There are different types of foreshadowing. Flash-forwarding moves the reader forward, down the timeline of the story, giving a clear picture of what is coming such as in The Prime of Miss Jean Brodie. This of course can be played with and events may not turn out exactly as indicated – think of The Ghost of Christmas Yet To Come in Dicken’s A Christmas Carol.
Another type of foreshadowing which intentionally misleads is the use of what is termed a Red Herring, where a deliberately laid clue deceives the reader into assuming the wrong conclusion. Hounds of the Baskervilles as well as The Da Vinci Code both use this technique. Crime novels and mysteries are naturally fertile ground for adding an extra layer of intrigue.
Having a character make a prediction is another way to foreshadow events. This method has been used from ancient Greek times (Oedipus) right up to to the present (Dom DeLillo's White Noise). Making use of signs/omens to forecast events is also a type of foreshadowing. Such signs, such as crows etc., can be quite symbolic.
Generally foreshadowing is figured out when the major events of your story have been planned because these are the ones you want to highlight. You then set about deciding the details of exactly how you are going to introduce foreshadowing. NB: foreshadowing should never give away the ending!
My favourite use of foreshadowing is in Steinbeck’s Of Mice and Men. Does anybody else have any favourites?
I can hardly believe it but my novel is with my two beta readers (go beta readers go! And no, I’m not sucking up.). So I’m breathing out while girding my loins (now there’s metaphor for you – must be left over from the Middle Ages where a knight with ungirded loins was in dire peril) for the feedback.
I was taught to give feedback using a method known as the crap sandwich i.e. you say something positive, hit them with the mean stuff, then finish up with another positive. Giving encouragement allows people to take on board what you’re saying with grace; it also softens their defense reflexes allowing the criticism to be heard.

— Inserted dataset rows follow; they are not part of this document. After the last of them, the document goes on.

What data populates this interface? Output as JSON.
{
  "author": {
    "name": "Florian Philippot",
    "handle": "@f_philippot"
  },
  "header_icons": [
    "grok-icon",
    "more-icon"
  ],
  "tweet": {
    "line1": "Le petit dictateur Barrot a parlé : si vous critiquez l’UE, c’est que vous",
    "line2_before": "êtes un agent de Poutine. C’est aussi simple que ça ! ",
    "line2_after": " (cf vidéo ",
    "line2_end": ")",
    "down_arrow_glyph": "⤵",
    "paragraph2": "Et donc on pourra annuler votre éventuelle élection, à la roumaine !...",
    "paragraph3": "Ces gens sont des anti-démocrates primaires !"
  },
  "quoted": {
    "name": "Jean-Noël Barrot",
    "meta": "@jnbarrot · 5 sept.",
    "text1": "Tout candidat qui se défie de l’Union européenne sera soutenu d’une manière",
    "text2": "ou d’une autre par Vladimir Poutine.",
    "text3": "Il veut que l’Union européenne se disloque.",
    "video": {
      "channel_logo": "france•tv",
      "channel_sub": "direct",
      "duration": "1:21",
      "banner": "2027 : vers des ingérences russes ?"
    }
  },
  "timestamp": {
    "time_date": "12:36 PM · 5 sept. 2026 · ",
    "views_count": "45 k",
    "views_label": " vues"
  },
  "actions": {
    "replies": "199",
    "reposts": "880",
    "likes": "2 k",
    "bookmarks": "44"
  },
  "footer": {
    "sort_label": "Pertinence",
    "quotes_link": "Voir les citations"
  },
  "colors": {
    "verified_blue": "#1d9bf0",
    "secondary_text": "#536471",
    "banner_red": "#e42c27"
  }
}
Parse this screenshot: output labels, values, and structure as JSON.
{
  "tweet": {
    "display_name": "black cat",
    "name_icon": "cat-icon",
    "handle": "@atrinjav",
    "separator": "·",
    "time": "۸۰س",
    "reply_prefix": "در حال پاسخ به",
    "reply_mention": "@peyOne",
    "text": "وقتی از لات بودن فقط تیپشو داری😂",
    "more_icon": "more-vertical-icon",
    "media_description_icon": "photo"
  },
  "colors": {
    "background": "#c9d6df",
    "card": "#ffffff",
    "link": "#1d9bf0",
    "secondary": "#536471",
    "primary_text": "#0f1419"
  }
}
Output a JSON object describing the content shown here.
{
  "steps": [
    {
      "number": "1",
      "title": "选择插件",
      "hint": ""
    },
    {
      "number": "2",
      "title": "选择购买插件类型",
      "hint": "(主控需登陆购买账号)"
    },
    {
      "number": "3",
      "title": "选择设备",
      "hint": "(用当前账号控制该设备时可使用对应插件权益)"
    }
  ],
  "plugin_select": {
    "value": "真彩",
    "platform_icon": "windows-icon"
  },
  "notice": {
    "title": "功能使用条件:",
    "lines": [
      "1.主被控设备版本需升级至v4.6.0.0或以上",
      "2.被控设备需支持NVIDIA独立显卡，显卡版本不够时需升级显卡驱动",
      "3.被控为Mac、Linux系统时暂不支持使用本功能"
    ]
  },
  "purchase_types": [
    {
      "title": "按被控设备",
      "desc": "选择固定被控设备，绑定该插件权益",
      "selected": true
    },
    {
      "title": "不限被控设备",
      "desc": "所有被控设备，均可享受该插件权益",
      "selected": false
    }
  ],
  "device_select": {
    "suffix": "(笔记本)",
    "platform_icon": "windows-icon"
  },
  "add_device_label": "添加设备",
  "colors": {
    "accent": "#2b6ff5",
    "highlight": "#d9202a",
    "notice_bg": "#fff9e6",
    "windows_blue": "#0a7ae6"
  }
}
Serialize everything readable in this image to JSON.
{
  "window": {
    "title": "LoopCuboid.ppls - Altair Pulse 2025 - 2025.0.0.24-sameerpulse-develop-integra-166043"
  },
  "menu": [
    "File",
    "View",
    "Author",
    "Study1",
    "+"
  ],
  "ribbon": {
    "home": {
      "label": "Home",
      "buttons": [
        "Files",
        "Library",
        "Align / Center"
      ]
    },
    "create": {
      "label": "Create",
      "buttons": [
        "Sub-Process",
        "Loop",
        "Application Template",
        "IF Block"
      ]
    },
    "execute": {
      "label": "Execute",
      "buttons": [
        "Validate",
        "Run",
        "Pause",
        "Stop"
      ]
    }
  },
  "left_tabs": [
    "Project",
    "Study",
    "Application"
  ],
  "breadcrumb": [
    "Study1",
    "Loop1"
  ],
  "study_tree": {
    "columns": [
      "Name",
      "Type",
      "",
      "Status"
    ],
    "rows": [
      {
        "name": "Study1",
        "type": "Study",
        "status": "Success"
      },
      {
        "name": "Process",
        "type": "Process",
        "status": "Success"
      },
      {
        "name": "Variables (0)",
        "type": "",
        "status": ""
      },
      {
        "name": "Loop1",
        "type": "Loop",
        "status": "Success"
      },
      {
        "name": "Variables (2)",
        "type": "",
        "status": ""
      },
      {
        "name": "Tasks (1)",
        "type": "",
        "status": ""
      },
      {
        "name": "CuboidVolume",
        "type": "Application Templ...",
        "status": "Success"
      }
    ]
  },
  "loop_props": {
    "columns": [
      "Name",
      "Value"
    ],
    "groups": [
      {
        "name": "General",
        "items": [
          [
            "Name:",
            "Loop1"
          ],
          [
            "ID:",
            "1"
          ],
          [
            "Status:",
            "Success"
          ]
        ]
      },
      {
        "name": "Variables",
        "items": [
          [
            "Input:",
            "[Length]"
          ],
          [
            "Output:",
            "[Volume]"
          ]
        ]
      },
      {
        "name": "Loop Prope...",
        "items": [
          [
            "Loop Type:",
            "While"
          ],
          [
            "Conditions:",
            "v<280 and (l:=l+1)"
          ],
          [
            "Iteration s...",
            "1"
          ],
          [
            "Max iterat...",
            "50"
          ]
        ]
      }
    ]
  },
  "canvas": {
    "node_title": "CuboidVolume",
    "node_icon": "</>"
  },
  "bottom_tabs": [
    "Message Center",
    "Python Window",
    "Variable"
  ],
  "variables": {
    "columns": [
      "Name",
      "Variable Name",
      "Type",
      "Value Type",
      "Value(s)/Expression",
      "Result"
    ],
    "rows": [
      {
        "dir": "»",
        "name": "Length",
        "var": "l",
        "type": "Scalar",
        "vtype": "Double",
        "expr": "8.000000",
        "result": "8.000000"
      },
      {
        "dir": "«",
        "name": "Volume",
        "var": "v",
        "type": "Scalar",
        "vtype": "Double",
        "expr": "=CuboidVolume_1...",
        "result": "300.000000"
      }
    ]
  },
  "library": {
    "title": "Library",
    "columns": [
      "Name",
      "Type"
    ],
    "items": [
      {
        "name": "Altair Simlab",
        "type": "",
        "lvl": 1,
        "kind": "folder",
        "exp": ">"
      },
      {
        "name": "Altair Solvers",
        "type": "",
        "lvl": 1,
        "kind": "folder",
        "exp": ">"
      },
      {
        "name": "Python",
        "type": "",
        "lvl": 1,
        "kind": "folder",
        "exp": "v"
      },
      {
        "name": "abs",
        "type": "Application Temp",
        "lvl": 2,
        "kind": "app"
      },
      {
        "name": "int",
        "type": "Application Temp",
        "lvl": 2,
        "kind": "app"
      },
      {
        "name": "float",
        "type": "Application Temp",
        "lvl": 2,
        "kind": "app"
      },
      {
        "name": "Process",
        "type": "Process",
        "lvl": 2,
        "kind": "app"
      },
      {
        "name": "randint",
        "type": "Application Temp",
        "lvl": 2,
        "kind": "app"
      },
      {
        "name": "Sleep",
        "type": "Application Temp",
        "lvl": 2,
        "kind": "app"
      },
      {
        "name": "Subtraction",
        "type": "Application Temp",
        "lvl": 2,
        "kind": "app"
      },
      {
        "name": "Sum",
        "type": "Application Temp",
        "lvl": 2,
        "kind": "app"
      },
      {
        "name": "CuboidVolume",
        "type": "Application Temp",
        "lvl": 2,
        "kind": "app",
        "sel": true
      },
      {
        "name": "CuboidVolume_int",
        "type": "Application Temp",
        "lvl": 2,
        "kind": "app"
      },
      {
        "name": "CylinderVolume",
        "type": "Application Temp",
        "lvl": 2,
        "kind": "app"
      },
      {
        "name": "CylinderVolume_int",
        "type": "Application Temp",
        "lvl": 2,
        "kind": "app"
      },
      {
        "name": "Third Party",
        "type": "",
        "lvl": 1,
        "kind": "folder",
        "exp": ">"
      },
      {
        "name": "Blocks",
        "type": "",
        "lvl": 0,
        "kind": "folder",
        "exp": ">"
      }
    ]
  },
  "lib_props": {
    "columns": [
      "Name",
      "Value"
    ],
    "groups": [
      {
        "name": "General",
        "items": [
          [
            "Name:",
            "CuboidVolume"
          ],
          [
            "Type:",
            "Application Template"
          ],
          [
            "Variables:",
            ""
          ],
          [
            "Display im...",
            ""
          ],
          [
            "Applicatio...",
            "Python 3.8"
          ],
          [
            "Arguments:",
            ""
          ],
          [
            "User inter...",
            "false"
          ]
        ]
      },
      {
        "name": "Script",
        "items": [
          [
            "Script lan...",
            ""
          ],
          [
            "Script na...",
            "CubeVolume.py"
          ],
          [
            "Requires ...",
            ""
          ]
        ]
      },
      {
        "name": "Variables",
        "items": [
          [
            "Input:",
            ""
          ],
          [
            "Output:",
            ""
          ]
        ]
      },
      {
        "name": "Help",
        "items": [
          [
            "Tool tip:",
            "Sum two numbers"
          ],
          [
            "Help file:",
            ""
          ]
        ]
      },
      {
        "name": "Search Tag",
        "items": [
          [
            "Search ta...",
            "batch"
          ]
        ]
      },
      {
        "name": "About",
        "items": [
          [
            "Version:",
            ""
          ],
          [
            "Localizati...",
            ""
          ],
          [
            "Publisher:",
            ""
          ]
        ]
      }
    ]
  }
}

What to do while I wait for feedback is a new question for me. And one I'm enjoying. I've been so absorbed in writing the current book that mulling over which project to move off the back burner next is proving to be a great motivator.
penguin business men
huddle with heads together –
eat hot paninis
This is from my book Gold Dragon Haiku which is available as an ebook at the Amazon Kindle Store and will be on a free promotion from June 7th - 11th.
Here’s a link for anybody wanting to learn more about foreshadowing:
Join me on my T journey
And to all story lovers out there, good reading, and to those of you who write, good writing.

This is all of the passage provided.